Upaya advokasi membutuhkan pengetahuan dan keterampilan khusus. American Counseling Association (ACA) telah merumuskan domain Kompetensi Advokasi Konselor di Amerika, yang divisualisasikan dalam gambar di bawah ini:

Kompetensi Advokasi Guru BK

Gambar di atas menunjukkan bahwa ranah kompetensi advokasi konselor mencakup tiga wilayah yang merentang dari tataran mikro sampai dengan tataran makro:

  1. Konseli/Peserta didik, terdiri dari: (a) pemberdayaan konseli/peserta didik; dan (b) advokasi konseli/peserta didik.
  2. Sekolah/masyarakat, terdiri dari: (a) kolaborasi komunitas dan (b) advokasi sistem.
  3. Arena publik, terdiri dari: (a) informasi publik dan (b) advokasi politik/sosial.

(Penjelasan lebih lanjut dapat dilihat dalam tautan ini: Domain Kompetensi Advokasi).

Berkaitan dengan kebijakan Bimbingan dan Konseling di Indonesia, dalam Permendikbud No. 111 Tahun 2014 tentang Layanan Bimbingan dan Konseling disebutkan bahwa advokasi adalah layanan bimbingan dan konseling yang dimaksudkan untuk memberi pendampingan peserta didik/konseli yang mengalami perlakuan tidak mendidik, diskriminatif, malpraktik, kekerasan, pelecehan, dan tindak kriminal.

Meski dalam Permendikbud No. 111 Tahun 2014 kita hanya mendapatkan informasi yang amat terbatas tentang advokasi, tetapi diharapkan dalam implementasinya, Guru BK/Konselor mampu memaknai dan menterjemahkannya lebih jauh lagi.
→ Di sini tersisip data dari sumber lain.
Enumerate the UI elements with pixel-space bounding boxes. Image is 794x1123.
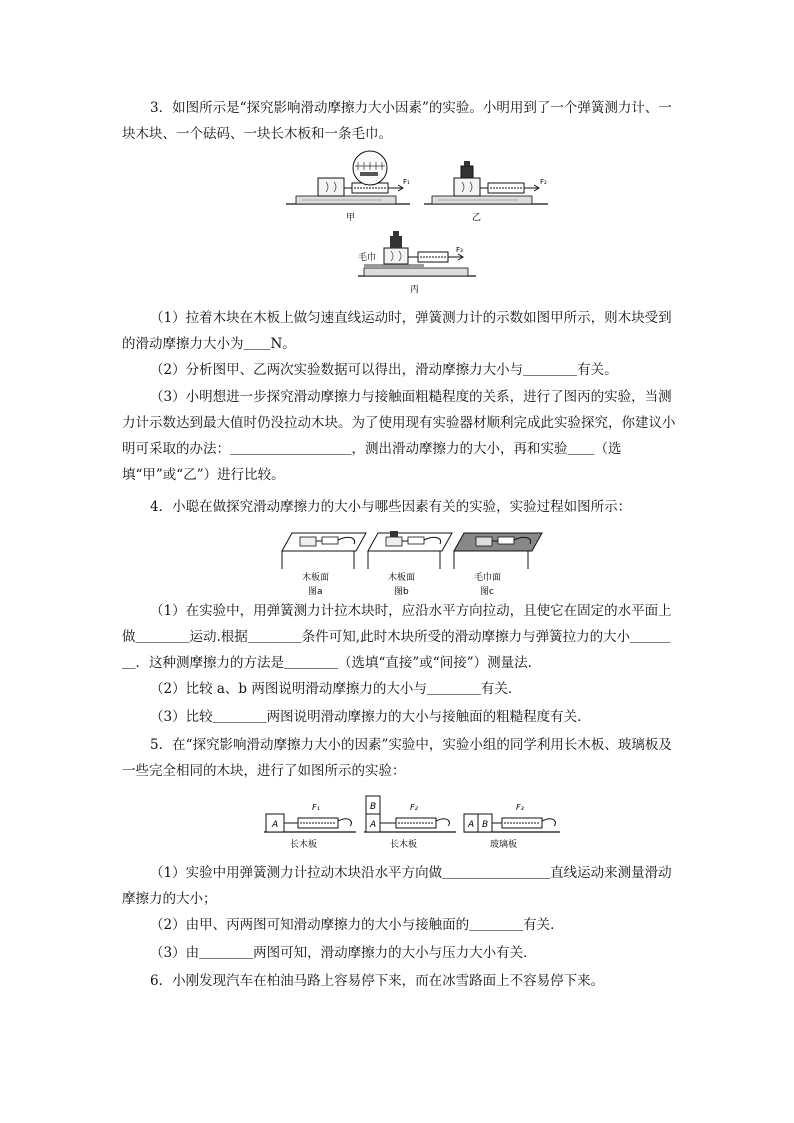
fig-b-surface: 木板面 bbox=[388, 573, 416, 583]
q5-part2: （2）由甲、丙两图可知滑动摩擦力的大小与接触面的＿＿＿＿有关． bbox=[150, 917, 564, 933]
q4-part1: （1）在实验中，用弹簧测力计拉木块时，应沿水平方向拉动，且使它在固定的水平面上做＿＿＿＿运动.根据＿＿＿＿条件可知,此时木块所受的滑动摩擦力与弹簧拉力的大小＿＿＿＿．这种测摩擦力的方法是＿＿＿＿（选填“直接”或“间接”）测量法． bbox=[122, 603, 672, 671]
setup-5-1 bbox=[264, 803, 356, 850]
q3-figure-jia-yi bbox=[282, 148, 552, 228]
setup-5-2 bbox=[364, 796, 456, 850]
q5-part3: （3）由＿＿＿＿两图可知，滑动摩擦力的大小与压力大小有关． bbox=[150, 945, 537, 961]
q6-intro: 6．小刚发现汽车在柏油马路上容易停下来，而在冰雪路面上不容易停下来。 bbox=[150, 973, 605, 989]
block-b-2: B bbox=[370, 802, 377, 812]
block-a-2: A bbox=[370, 820, 377, 830]
q5-figure bbox=[264, 790, 564, 852]
setup-c bbox=[454, 533, 542, 569]
surface-1: 长木板 bbox=[290, 840, 318, 850]
setup-5-3 bbox=[464, 803, 560, 850]
q5-part1: （1）实验中用弹簧测力计拉动木块沿水平方向做＿＿＿＿＿＿＿＿直线运动来测量滑动摩擦力的大小； bbox=[122, 865, 672, 907]
setup-jia bbox=[286, 151, 410, 223]
maojin-label: 毛巾 bbox=[358, 253, 377, 263]
block-b-3: B bbox=[482, 820, 489, 830]
fig-a-surface: 木板面 bbox=[302, 573, 330, 583]
setup-yi bbox=[424, 161, 548, 223]
q4-intro: 4．小聪在做探究滑动摩擦力的大小与哪些因素有关的实验，实验过程如图所示： bbox=[150, 499, 632, 515]
f1-5-label: F₁ bbox=[312, 803, 320, 812]
f1-label: F₁ bbox=[403, 178, 410, 186]
yi-label: 乙 bbox=[472, 213, 482, 223]
fig-a-name: 图a bbox=[308, 587, 323, 597]
fig-c-surface: 毛巾面 bbox=[474, 573, 502, 583]
jia-label: 甲 bbox=[346, 213, 356, 223]
q5-intro: 5．在“探究影响滑动摩擦力大小的因素”实验中，实验小组的同学利用长木板、玻璃板及一些完全相同的木块，进行了如图所示的实验： bbox=[122, 737, 672, 779]
q4-figure bbox=[278, 523, 550, 599]
block-a: A bbox=[272, 820, 279, 830]
fig-c-name: 图c bbox=[480, 587, 494, 597]
block-a-3: A bbox=[468, 820, 475, 830]
f3-5-label: F₃ bbox=[516, 803, 524, 812]
bing-label: 丙 bbox=[410, 285, 420, 295]
surface-3: 玻璃板 bbox=[490, 840, 518, 850]
q3-part2: （2）分析图甲、乙两次实验数据可以得出，滑动摩擦力大小与＿＿＿＿有关。 bbox=[150, 362, 618, 378]
q4-part2: （2）比较 a、b 两图说明滑动摩擦力的大小与＿＿＿＿有关． bbox=[150, 681, 522, 697]
q3-part3: （3）小明想进一步探究滑动摩擦力与接触面粗糙程度的关系，进行了图丙的实验，当测力计示数达到最大值时仍没拉动木块。为了使用现有实验器材顺利完成此实验探究，你建议小明可采取的办法：＿＿＿＿＿＿＿＿＿，测出滑动摩擦力的大小，再和实验＿＿（选填“甲”或“乙”）进行比较。 bbox=[122, 389, 676, 483]
f2-label: F₂ bbox=[540, 178, 547, 186]
q3-figure-bing bbox=[356, 226, 481, 298]
setup-a bbox=[282, 533, 366, 569]
q3-part1: （1）拉着木块在木板上做匀速直线运动时，弹簧测力计的示数如图甲所示，则木块受到的滑动摩擦力大小为＿＿N。 bbox=[122, 310, 672, 352]
surface-2: 长木板 bbox=[390, 840, 418, 850]
fig-b-name: 图b bbox=[394, 587, 409, 597]
q4-part3: （3）比较＿＿＿＿两图说明滑动摩擦力的大小与接触面的粗糙程度有关． bbox=[150, 709, 591, 725]
q3-intro: 3．如图所示是“探究影响滑动摩擦力大小因素”的实验。小明用到了一个弹簧测力计、一块木块、一个砝码、一块长木板和一条毛巾。 bbox=[122, 100, 672, 142]
f3-label: F₃ bbox=[456, 246, 463, 254]
setup-b bbox=[368, 531, 452, 569]
f2-5-label: F₂ bbox=[410, 803, 418, 812]
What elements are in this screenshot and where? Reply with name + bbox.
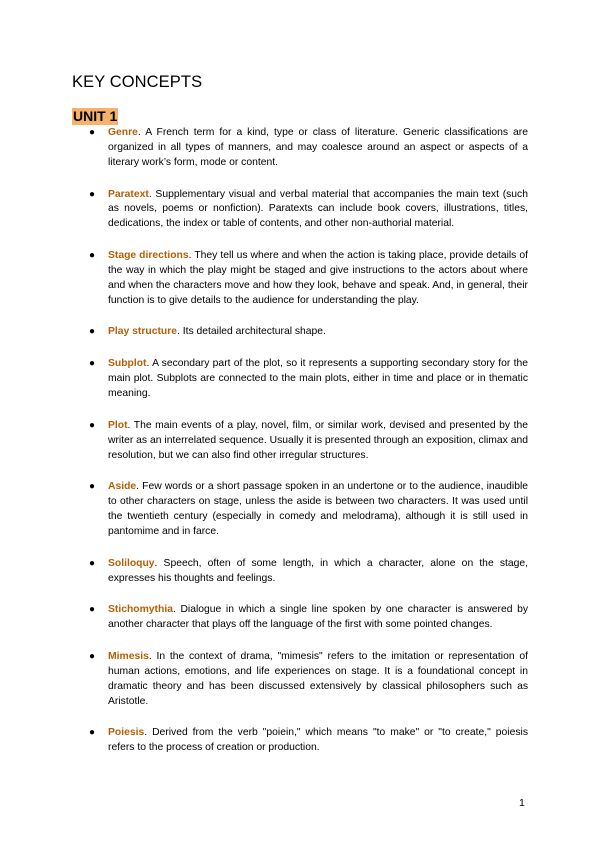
concept-item-stage-directions [0, 249, 600, 308]
concept-definition: . Derived from the verb "poiein," which means "to make" or "to create," poiesis refers to the process of creation or production. [108, 727, 528, 754]
bullet-icon: ● [89, 127, 96, 138]
page-number: 1 [519, 797, 525, 809]
bullet-icon: ● [89, 651, 96, 663]
concept-item-mimesis [0, 650, 600, 709]
concept-item-genre [0, 126, 600, 171]
concept-definition: . A secondary part of the plot, so it represents a supporting secondary story for the main plot. Subplots are connected to the main plots, either in time and place or in thematic meaning. [108, 358, 528, 399]
concept-definition: . They tell us where and when the action is taking place, provide details of the way in which the play might be staged and give instructions to the actors about where and when the characters move and how they look, behave and speak. And, in general, their function is to give details to the audience for understanding the play. [108, 250, 528, 306]
concept-definition: . Dialogue in which a single line spoken by one character is answered by another character that plays off the language of the first with some pointed changes. [108, 604, 528, 631]
page-title: KEY CONCEPTS [72, 73, 203, 91]
bullet-icon: ● [89, 250, 96, 262]
concept-term: Soliloquy [108, 557, 155, 569]
bullet-icon: ● [89, 188, 96, 200]
concept-list [0, 126, 600, 773]
concept-definition: . In the context of drama, "mimesis" refers to the imitation or representation of human actions, emotions, and life experiences on stage. It is a foundational concept in dramatic theory and has been discussed extensively by classical philosophers such as Aristotle. [108, 651, 528, 707]
concept-item-subplot [0, 357, 600, 402]
concept-item-poiesis [0, 726, 600, 756]
concept-term: Stichomythia [108, 604, 173, 616]
concept-term: Plot [108, 419, 128, 431]
concept-term: Genre [108, 127, 138, 138]
concept-term: Stage directions [108, 250, 189, 262]
concept-item-aside [0, 480, 600, 539]
concept-term: Subplot [108, 358, 147, 370]
bullet-icon: ● [89, 326, 96, 338]
bullet-icon: ● [89, 557, 96, 569]
concept-term: Aside [108, 481, 137, 493]
concept-term: Mimesis [108, 651, 149, 663]
concept-definition: . The main events of a play, novel, film, or similar work, devised and presented by the writer as an interrelated sequence. Usually it is presented through an exposition, climax and resolution, but we can also find other irregular structures. [108, 419, 528, 461]
concept-definition: . Supplementary visual and verbal material that accompanies the main text (such as novels, poems or nonfiction). Paratexts can include book covers, illustrations, titles, dedications, the index or table of contents, and other non-authorial material. [108, 188, 528, 230]
concept-term: Poiesis [108, 727, 145, 739]
concept-item-plot [0, 419, 600, 464]
concept-item-play-structure [0, 325, 600, 340]
bullet-icon: ● [89, 727, 96, 739]
concept-definition: . Its detailed architectural shape. [177, 326, 326, 338]
bullet-icon: ● [89, 481, 96, 493]
bullet-icon: ● [89, 419, 96, 431]
concept-item-stichomythia [0, 603, 600, 633]
concept-term: Paratext [108, 188, 149, 200]
concept-definition: . Few words or a short passage spoken in an undertone or to the audience, inaudible to other characters on stage, unless the aside is between two characters. It was used until the twentieth century (especially in comedy and melodrama), although it is still used in pantomime and in farce. [108, 481, 528, 537]
concept-item-paratext [0, 188, 600, 233]
bullet-icon: ● [89, 358, 96, 370]
concept-term: Play structure [108, 326, 177, 338]
concept-definition: . A French term for a kind, type or class of literature. Generic classifications are organized in all types of manners, and may coalesce around an aspect or aspects of a literary work’s form, mode or content. [108, 127, 528, 168]
concept-definition: . Speech, often of some length, in which a character, alone on the stage, expresses his thoughts and feelings. [108, 557, 528, 584]
unit-heading: UNIT 1 [73, 108, 118, 124]
concept-item-soliloquy [0, 557, 600, 587]
bullet-icon: ● [89, 604, 96, 616]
Dalam arti, Guru BK mampu melaksanakan advokasi pada tataran mikro maupun makro. Guru BK/Konselor seyogyanya mampu: (1) memberdayakan peserta didik (konseli) dengan membantu mereka membangun keterampilan advokasi, (2) melakukan upaya negosiasi  yang relevan guna membantu peserta didik (konseli) mengakses sumber daya, (3) membangun hubungan kolaboratif dengan lembaga masyarakat yang relevan guna mengatasi berbagai tantangan, (4) melaksanakan gagasan advokasi pada level sistem, (5) mengkomunikasikan informasi yang relevan kepada publik, dan (6) melibatkan diri dalam kegiatan advokasi sosial/politik.

Kesuksesan Guru BK/Konselor dalam melaksanakan advokasi, selain memberi dampak terhadap kesejahteraan dan keadilan bagi peserta didik dan lingkungannya, juga dengan sendirinya akan membantu meningkatkan kepercayaan publik terhadap layanan Bimbingan dan Konseling dan sekolah, terhadap profesi Guru BK/Konselor secara keseluruhan dan tentu saja terhadap Guru BK/Konselor yang bersangkutan, bahwa dirinya adalah seorang yang profesional.

“If we don’t promote ourselves, we will be gone. Need to help ourselves first if we are to be there to help our students” demikian nasehat dari Sue Farran kepada kita, para Guru BK/Konselor.